Apesar de as minhas análises serem sempre consubstanciadas por dados oficiais (alguns muitos escondidos), sou brindado, por vezes, com epítetos pouco dignificantes, além obviamente de muita gente (mesmo amigos fora do contexto facebookiano) colocarem em causa a minha idoneidade e as minhas capacidades, simplesmente por não ser virologista, epidemiologista ou o "diabo a quatro". Ataca-se o mensageiro face à incapacidade de encontrar falhas na qualidade da mensagem, para que, assim, se negue uma evidência, e assim se continue na espiral de medo. E a espiral de medo sustenta a inacção. E a morte.

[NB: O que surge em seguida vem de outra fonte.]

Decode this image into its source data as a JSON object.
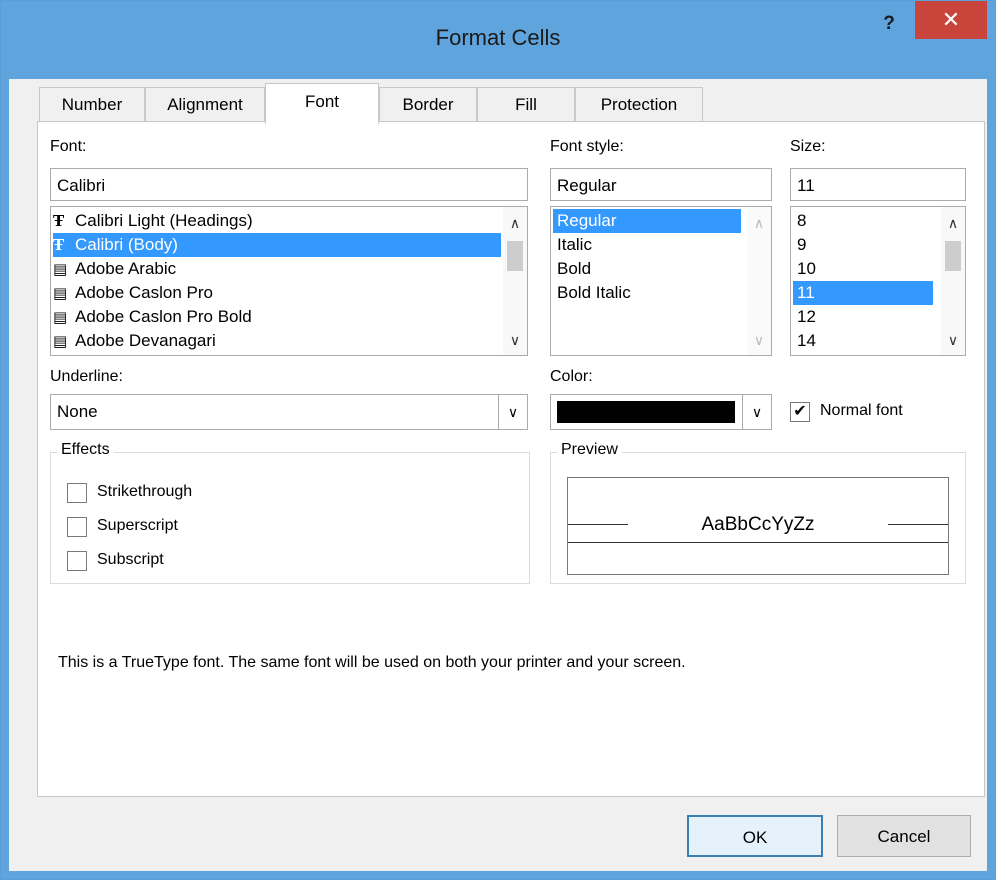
{
  "window": {
    "title": "Format Cells",
    "help_glyph": "?",
    "close_glyph": "✕"
  },
  "tabs": [
    {
      "label": "Number"
    },
    {
      "label": "Alignment"
    },
    {
      "label": "Font"
    },
    {
      "label": "Border"
    },
    {
      "label": "Fill"
    },
    {
      "label": "Protection"
    }
  ],
  "active_tab": "Font",
  "font": {
    "label": "Font:",
    "value": "Calibri",
    "items": [
      {
        "label": "Calibri Light (Headings)",
        "icon": "truetype-icon"
      },
      {
        "label": "Calibri (Body)",
        "icon": "truetype-icon",
        "selected": true
      },
      {
        "label": "Adobe Arabic",
        "icon": "opentype-icon"
      },
      {
        "label": "Adobe Caslon Pro",
        "icon": "opentype-icon"
      },
      {
        "label": "Adobe Caslon Pro Bold",
        "icon": "opentype-icon"
      },
      {
        "label": "Adobe Devanagari",
        "icon": "opentype-icon"
      }
    ]
  },
  "font_style": {
    "label": "Font style:",
    "value": "Regular",
    "items": [
      "Regular",
      "Italic",
      "Bold",
      "Bold Italic"
    ],
    "selected": "Regular"
  },
  "size": {
    "label": "Size:",
    "value": "11",
    "items": [
      "8",
      "9",
      "10",
      "11",
      "12",
      "14"
    ],
    "selected": "11"
  },
  "underline": {
    "label": "Underline:",
    "value": "None"
  },
  "color": {
    "label": "Color:",
    "swatch": "#000000"
  },
  "normal_font": {
    "label": "Normal font",
    "checked": true
  },
  "effects": {
    "title": "Effects",
    "items": [
      {
        "label": "Strikethrough",
        "checked": false
      },
      {
        "label": "Superscript",
        "checked": false
      },
      {
        "label": "Subscript",
        "checked": false
      }
    ]
  },
  "preview": {
    "title": "Preview",
    "sample": "AaBbCcYyZz"
  },
  "info_text": "This is a TrueType font.  The same font will be used on both your printer and your screen.",
  "buttons": {
    "ok": "OK",
    "cancel": "Cancel"
  },
  "colors": {
    "titlebar": "#5fa4dd",
    "close": "#c9453b",
    "selection": "#3399ff"
  }
}
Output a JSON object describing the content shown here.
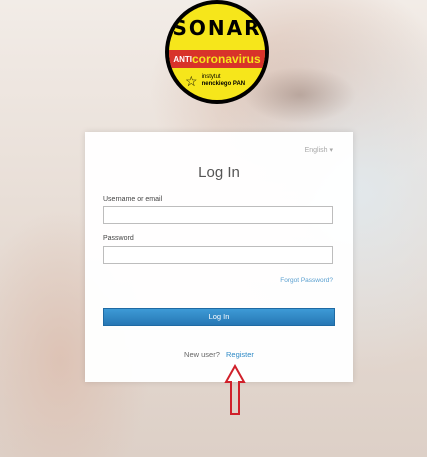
{
  "logo": {
    "title": "SONAR",
    "strip_prefix": "ANTI",
    "strip_main": "coronavirus",
    "sub_line1": "instytut",
    "sub_line2": "nenckiego PAN"
  },
  "login": {
    "language": "English ▾",
    "title": "Log In",
    "username_label": "Username or email",
    "username_value": "",
    "password_label": "Password",
    "password_value": "",
    "forgot_link": "Forgot Password?",
    "login_button": "Log In",
    "new_user_text": "New user?",
    "register_link": "Register"
  },
  "colors": {
    "accent": "#2e8ac6",
    "arrow": "#d0202a",
    "badge_yellow": "#f6e61b"
  }
}
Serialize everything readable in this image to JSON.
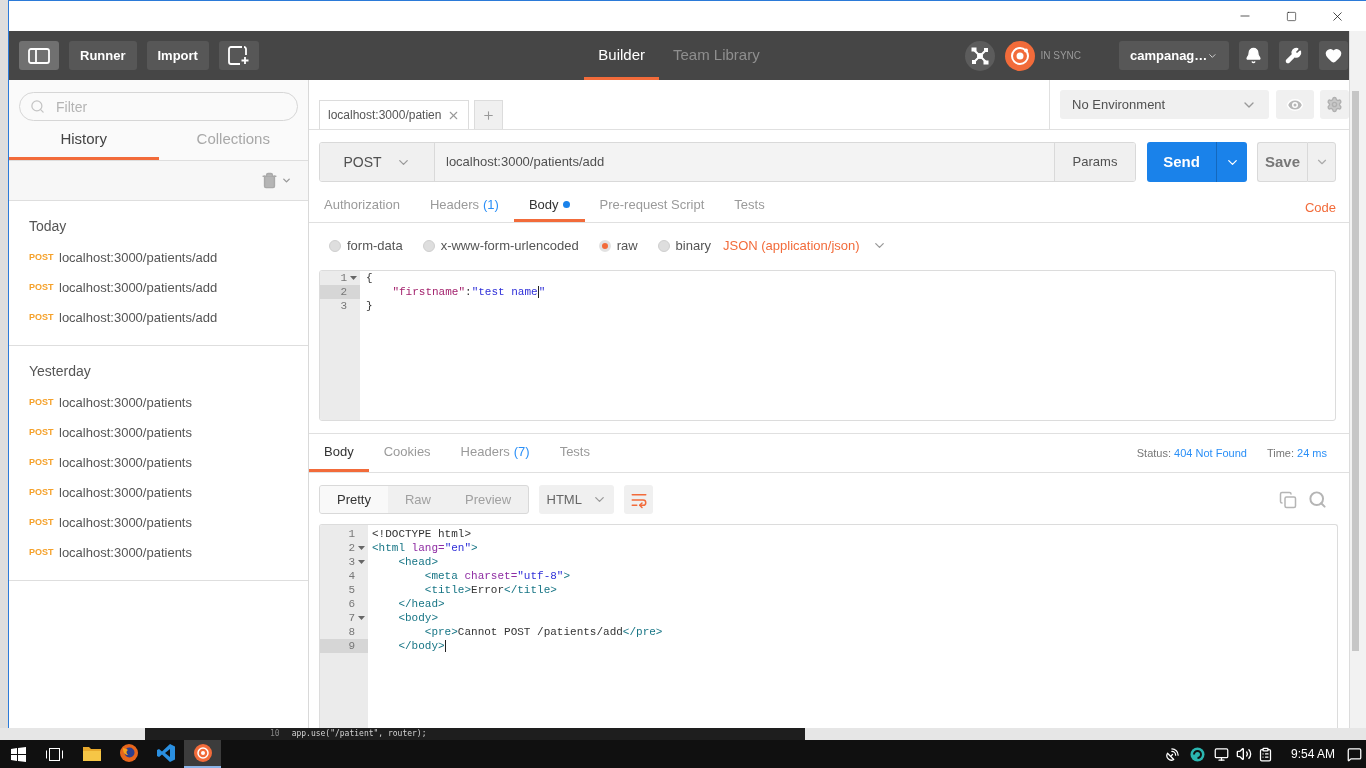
{
  "toolbar": {
    "sidebar_toggle": {
      "on": true
    },
    "buttons": [
      "Runner",
      "Import"
    ],
    "views": [
      {
        "label": "Builder",
        "selected": true
      },
      {
        "label": "Team Library",
        "selected": false
      }
    ],
    "sync": {
      "label": "IN SYNC"
    },
    "user": {
      "label": "campanag…"
    }
  },
  "sidebar": {
    "filter": {
      "placeholder": "Filter"
    },
    "tabs": [
      {
        "label": "History",
        "selected": true
      },
      {
        "label": "Collections",
        "selected": false
      }
    ],
    "groups": [
      {
        "label": "Today",
        "items": [
          {
            "method": "POST",
            "url": "localhost:3000/patients/add"
          },
          {
            "method": "POST",
            "url": "localhost:3000/patients/add"
          },
          {
            "method": "POST",
            "url": "localhost:3000/patients/add"
          }
        ]
      },
      {
        "label": "Yesterday",
        "items": [
          {
            "method": "POST",
            "url": "localhost:3000/patients"
          },
          {
            "method": "POST",
            "url": "localhost:3000/patients"
          },
          {
            "method": "POST",
            "url": "localhost:3000/patients"
          },
          {
            "method": "POST",
            "url": "localhost:3000/patients"
          },
          {
            "method": "POST",
            "url": "localhost:3000/patients"
          },
          {
            "method": "POST",
            "url": "localhost:3000/patients"
          }
        ]
      }
    ]
  },
  "request_tabs": [
    {
      "label": "localhost:3000/patien"
    }
  ],
  "environment": {
    "value": "No Environment"
  },
  "request": {
    "method": "POST",
    "url": "localhost:3000/patients/add",
    "params_label": "Params",
    "send_label": "Send",
    "save_label": "Save",
    "tabs": [
      {
        "label": "Authorization",
        "selected": false,
        "indicator": false
      },
      {
        "label": "Headers",
        "count": "(1)",
        "selected": false,
        "indicator": false
      },
      {
        "label": "Body",
        "selected": true,
        "indicator": true
      },
      {
        "label": "Pre-request Script",
        "selected": false,
        "indicator": false
      },
      {
        "label": "Tests",
        "selected": false,
        "indicator": false
      }
    ],
    "code_link": "Code",
    "body_modes": [
      {
        "label": "form-data",
        "selected": false
      },
      {
        "label": "x-www-form-urlencoded",
        "selected": false
      },
      {
        "label": "raw",
        "selected": true
      },
      {
        "label": "binary",
        "selected": false
      }
    ],
    "content_type": "JSON (application/json)",
    "editor": {
      "lines": [
        {
          "number": "1",
          "fold": true,
          "active": false,
          "tokens": [
            {
              "kind": "plain",
              "text": "{"
            }
          ]
        },
        {
          "number": "2",
          "fold": false,
          "active": true,
          "tokens": [
            {
              "kind": "key",
              "text": "    \"firstname\""
            },
            {
              "kind": "plain",
              "text": ":"
            },
            {
              "kind": "string",
              "text": "\"test name"
            },
            {
              "kind": "cursor"
            },
            {
              "kind": "string",
              "text": "\""
            }
          ]
        },
        {
          "number": "3",
          "fold": false,
          "active": false,
          "tokens": [
            {
              "kind": "plain",
              "text": "}"
            }
          ]
        }
      ]
    }
  },
  "response": {
    "tabs": [
      {
        "label": "Body",
        "selected": true
      },
      {
        "label": "Cookies",
        "selected": false
      },
      {
        "label": "Headers",
        "count": "(7)",
        "selected": false
      },
      {
        "label": "Tests",
        "selected": false
      }
    ],
    "status": {
      "label": "Status:",
      "value": "404 Not Found"
    },
    "time": {
      "label": "Time:",
      "value": "24 ms"
    },
    "views": [
      {
        "label": "Pretty",
        "selected": true
      },
      {
        "label": "Raw",
        "selected": false
      },
      {
        "label": "Preview",
        "selected": false
      }
    ],
    "format": "HTML",
    "wrap": true,
    "editor": {
      "lines": [
        {
          "number": "1",
          "fold": false,
          "active": false,
          "tokens": [
            {
              "kind": "doctype",
              "text": "<!DOCTYPE html>"
            }
          ]
        },
        {
          "number": "2",
          "fold": true,
          "active": false,
          "tokens": [
            {
              "kind": "tag",
              "text": "<html"
            },
            {
              "kind": "attr",
              "text": " lang="
            },
            {
              "kind": "string",
              "text": "\"en\""
            },
            {
              "kind": "tag",
              "text": ">"
            }
          ]
        },
        {
          "number": "3",
          "fold": true,
          "active": false,
          "tokens": [
            {
              "kind": "tag",
              "text": "    <head>"
            }
          ]
        },
        {
          "number": "4",
          "fold": false,
          "active": false,
          "tokens": [
            {
              "kind": "tag",
              "text": "        <meta"
            },
            {
              "kind": "attr",
              "text": " charset="
            },
            {
              "kind": "string",
              "text": "\"utf-8\""
            },
            {
              "kind": "tag",
              "text": ">"
            }
          ]
        },
        {
          "number": "5",
          "fold": false,
          "active": false,
          "tokens": [
            {
              "kind": "tag",
              "text": "        <title>"
            },
            {
              "kind": "plain",
              "text": "Error"
            },
            {
              "kind": "tag",
              "text": "</title>"
            }
          ]
        },
        {
          "number": "6",
          "fold": false,
          "active": false,
          "tokens": [
            {
              "kind": "tag",
              "text": "    </head>"
            }
          ]
        },
        {
          "number": "7",
          "fold": true,
          "active": false,
          "tokens": [
            {
              "kind": "tag",
              "text": "    <body>"
            }
          ]
        },
        {
          "number": "8",
          "fold": false,
          "active": false,
          "tokens": [
            {
              "kind": "tag",
              "text": "        <pre>"
            },
            {
              "kind": "plain",
              "text": "Cannot POST /patients/add"
            },
            {
              "kind": "tag",
              "text": "</pre>"
            }
          ]
        },
        {
          "number": "9",
          "fold": false,
          "active": true,
          "tokens": [
            {
              "kind": "tag",
              "text": "    </body>"
            },
            {
              "kind": "cursor"
            }
          ]
        }
      ]
    }
  },
  "background_window": {
    "line_number": "10",
    "code": "app.use(\"/patient\", router);"
  },
  "taskbar": {
    "apps": [
      {
        "kind": "folder",
        "active": false
      },
      {
        "kind": "globe",
        "active": false
      },
      {
        "kind": "ribbon",
        "active": false
      },
      {
        "kind": "target",
        "active": true
      }
    ],
    "clock": "9:54 AM"
  }
}
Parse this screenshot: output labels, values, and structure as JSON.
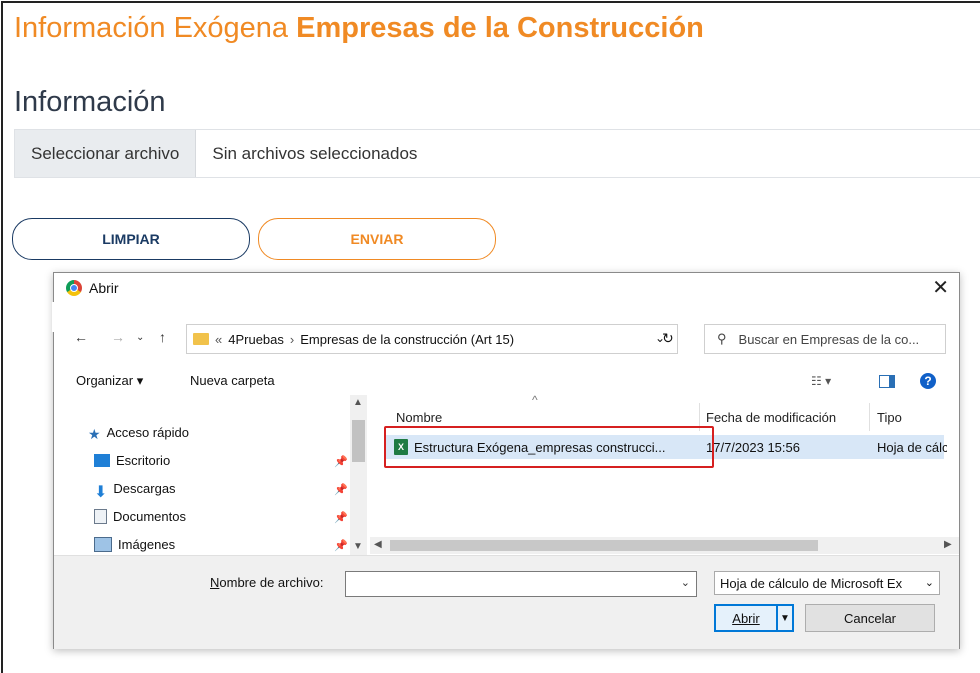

Mais uma análise. E desta vez quase podem esquecer a covid, porque a análise é sobre o Verão, onde a doença quase se tornou irrelevante. Ou melhor: tenham em consideração que matou 398 pessoas durantes os 92 dias dos meses de Julho, Agosto e Setembro, que é muito menos do que a pneumonia matava em anos anteriores em período homólogo (sem que o Doutor Filipe Froes nos quisesse pôr de máscara nas ruas). E depois comparem a mortalidade total nestes meses de Verão com a ocorrida em anos anteriores desde 1996.
O mês de Julho de 2020 ultrapassou pela primeira vez os 10.000 óbitos, com um total de 10.430. Chegou mesmo a ultrapassar a mortalidade de Agosto de 2003, tristemente célebre por uma onda de calor que atingiu toda a Europa, matou mais de dois mil portugueses (relatório da DGS de 2004) e contribuiu para a queima de 350 mil hectares de área florestal nacional. Nem por sombras tivemos um Julho de 2020 similar aos de Agosto de 2003, quando se chegou a ultrapassar os 42 graus em Lisboa (e imaginem no interior do país). Além de Julho, Setembro deste ano, com temperaturas amenas, bateu recordes: nunca antes neste mês, o menos mortífero do ano em situação nornal, houve uma média diária de 300 mortes por dia (o total do mês foi de 9,008). Foi mais um morticínio silencioso e silenciado.
Enfim, olhando para estes dados (oficiais), quem acha que a responsabilidade por esta hecatombe no recente Verão foi um acaso, ou foi por causa do tempo quente (não houve sequer onda de calor nos distritos do litoral) ou foi por dedo de Nosso Senhor que decidiu castigar os portugueses, e não foi o "estado de sítio" em que se encontra o Serviço Nacional de Saúde (SNS), só pode ser um negacionista.
A evidência da mortalidade não associada à covid neste Verão, que ainda por cima atingiu sobretudo os mais idosos, é de tal modo avassaladora, é de tal modo superior à propria mortalidade causada pelo coronavírus (desde Março), que somente por uma dissonância cognitiva das graves se pode conseguir encontrar uma explicação. Achar que os morticínios do último Verão não tem relação directíssima com um SNS a meio gás é, sim, a atitude de um verdadeiro negacionista. E, neste caso, ser negacionista (e por se ser facção largamente maioritaria, e pactuar assim com a estratégia de um SNS em serviços mínimos) é contribuir passivamente para muitas mais mortes. E, ironicamente, mortes daqueles que essas pessoas estão a querer salvar a todo o custo de morrerem de covid.
Nota: Limite inferior do gráfico: 20.000 óbitos.